Geometric Inductive Biases of Deep Networks: The Role of Data and Architecture
Sajad Movahedi, Antonio Orvieto, Seyed-Mohsen Moosavi-Dezfooli
TL;DR
The paper tackles why neural architectures induce different inductive biases by proposing the Geometric Invariance Hypothesis (GIH), which states that a network's input-space geometry can only change in a subspace determined by the architecture. It introduces the average geometry $\mathbf{G}_{\mathcal{F}}^{t}$ and average geometry evolution $\Delta_{\mathcal{F}}^{t}$ to quantify how input-space curvature evolves during training and shows that, at initialization, this evolution is governed by the data covariance $\mathbf{S}$ projected onto the initial geometry, i.e., $\Delta_{\mathcal{F}}^{0} \propto \mathbf{G}_{\mathcal{F}}^{0}\mathbf{S}\mathbf{G}_{\mathcal{F}}^{0}$. The authors provide theoretical results and empirical evidence across isotropic models (MLP) and non-isotropic architectures (CNNs, ResNet-like) that the data-geometry interaction is architecture-dependent, with CNNs effectively projecting $\mathbf{S}$ through $\mathbf{G}_{\mathcal{F}}$, leading to invariant directions and impacting generalization.

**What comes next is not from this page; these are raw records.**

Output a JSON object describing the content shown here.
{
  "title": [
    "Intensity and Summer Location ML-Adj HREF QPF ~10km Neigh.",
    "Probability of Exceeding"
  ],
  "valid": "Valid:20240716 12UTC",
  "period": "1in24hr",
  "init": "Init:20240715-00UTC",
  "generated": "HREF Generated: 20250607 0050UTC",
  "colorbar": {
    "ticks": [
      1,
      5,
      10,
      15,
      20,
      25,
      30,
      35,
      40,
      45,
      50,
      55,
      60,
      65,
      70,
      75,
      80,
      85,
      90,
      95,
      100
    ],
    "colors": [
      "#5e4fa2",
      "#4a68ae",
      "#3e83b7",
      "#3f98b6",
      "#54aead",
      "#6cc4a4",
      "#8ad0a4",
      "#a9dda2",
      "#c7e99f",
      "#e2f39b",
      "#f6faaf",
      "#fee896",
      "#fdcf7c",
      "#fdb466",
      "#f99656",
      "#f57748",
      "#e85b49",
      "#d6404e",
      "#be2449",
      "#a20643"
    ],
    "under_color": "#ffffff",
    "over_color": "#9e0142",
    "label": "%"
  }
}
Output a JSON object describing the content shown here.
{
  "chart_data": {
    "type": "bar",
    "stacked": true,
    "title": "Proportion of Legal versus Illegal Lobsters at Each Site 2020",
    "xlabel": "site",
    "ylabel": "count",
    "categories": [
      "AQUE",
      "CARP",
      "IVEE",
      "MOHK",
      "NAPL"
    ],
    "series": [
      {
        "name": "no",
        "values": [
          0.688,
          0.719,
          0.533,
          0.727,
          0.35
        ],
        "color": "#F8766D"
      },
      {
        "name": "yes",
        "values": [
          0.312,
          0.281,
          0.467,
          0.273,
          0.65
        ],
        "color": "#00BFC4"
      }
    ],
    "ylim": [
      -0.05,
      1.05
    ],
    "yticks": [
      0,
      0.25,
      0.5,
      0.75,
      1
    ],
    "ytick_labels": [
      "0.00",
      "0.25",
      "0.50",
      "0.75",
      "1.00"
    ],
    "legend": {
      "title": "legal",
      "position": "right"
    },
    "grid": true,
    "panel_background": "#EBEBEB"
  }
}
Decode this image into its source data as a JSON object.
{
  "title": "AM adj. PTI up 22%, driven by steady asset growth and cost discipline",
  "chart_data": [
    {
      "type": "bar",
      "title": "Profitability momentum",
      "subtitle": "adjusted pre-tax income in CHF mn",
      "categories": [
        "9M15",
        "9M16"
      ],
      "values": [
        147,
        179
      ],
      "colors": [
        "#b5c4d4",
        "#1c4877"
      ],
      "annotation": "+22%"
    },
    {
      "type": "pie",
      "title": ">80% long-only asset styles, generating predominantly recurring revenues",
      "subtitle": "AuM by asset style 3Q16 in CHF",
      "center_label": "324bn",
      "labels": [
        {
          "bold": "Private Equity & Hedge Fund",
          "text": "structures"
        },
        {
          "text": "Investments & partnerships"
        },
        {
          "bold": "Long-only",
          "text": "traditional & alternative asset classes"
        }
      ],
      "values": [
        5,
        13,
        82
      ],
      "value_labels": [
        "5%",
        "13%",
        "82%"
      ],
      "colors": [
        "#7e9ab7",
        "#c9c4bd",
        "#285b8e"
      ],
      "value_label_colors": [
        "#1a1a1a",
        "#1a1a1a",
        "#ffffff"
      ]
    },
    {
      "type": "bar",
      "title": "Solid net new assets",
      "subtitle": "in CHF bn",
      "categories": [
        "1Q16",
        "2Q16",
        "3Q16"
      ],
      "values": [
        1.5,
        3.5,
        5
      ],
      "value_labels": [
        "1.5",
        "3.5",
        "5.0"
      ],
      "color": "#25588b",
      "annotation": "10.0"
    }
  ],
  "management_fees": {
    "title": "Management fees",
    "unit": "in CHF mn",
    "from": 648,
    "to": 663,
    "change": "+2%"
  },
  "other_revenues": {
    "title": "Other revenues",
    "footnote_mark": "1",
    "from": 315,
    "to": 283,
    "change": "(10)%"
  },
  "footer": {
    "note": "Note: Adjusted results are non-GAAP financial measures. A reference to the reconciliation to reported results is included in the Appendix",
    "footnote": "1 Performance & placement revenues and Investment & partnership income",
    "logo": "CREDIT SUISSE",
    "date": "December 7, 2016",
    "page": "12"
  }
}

They connect these geometric insights to the generalization gap and the simplicity bias, show how discriminant features align with initial geometry directions, and present practical analyses showing how geometry informs sample importance and feature removal strategies. The work suggests a unified geometric framework to understand how architecture and data jointly shape inductive biases and generalization, with implications for architecture design and data conditioning in real-world tasks.
Abstract
In this paper, we propose the $\textit{geometric invariance hypothesis (GIH)}$, which argues that the input space curvature of a neural network remains invariant under transformation in certain architecture-dependent directions during training. We investigate a simple, non-linear binary classification problem residing on a plane in a high dimensional space and observe that$\unicode{x2014}$unlike MLPs$\unicode{x2014}$ResNets fail to generalize depending on the orientation of the plane. Motivated by this example, we define a neural network's $\textbf{average geometry}$ and $\textbf{average geometry evolution}$ as compact $\textit{architecture-dependent}$ summaries of the model's input-output geometry and its evolution during training. By investigating the average geometry evolution at initialization, we discover that the geometry of a neural network evolves according to the data covariance projected onto its average geometry. This means that the geometry only changes in a subset of the input space when the average geometry is low-rank, such as in ResNets. This causes an architecture-dependent invariance property in the input space curvature, which we dub GIH. Finally, we present extensive experimental results to observe the consequences of GIH and how it relates to generalization in neural networks.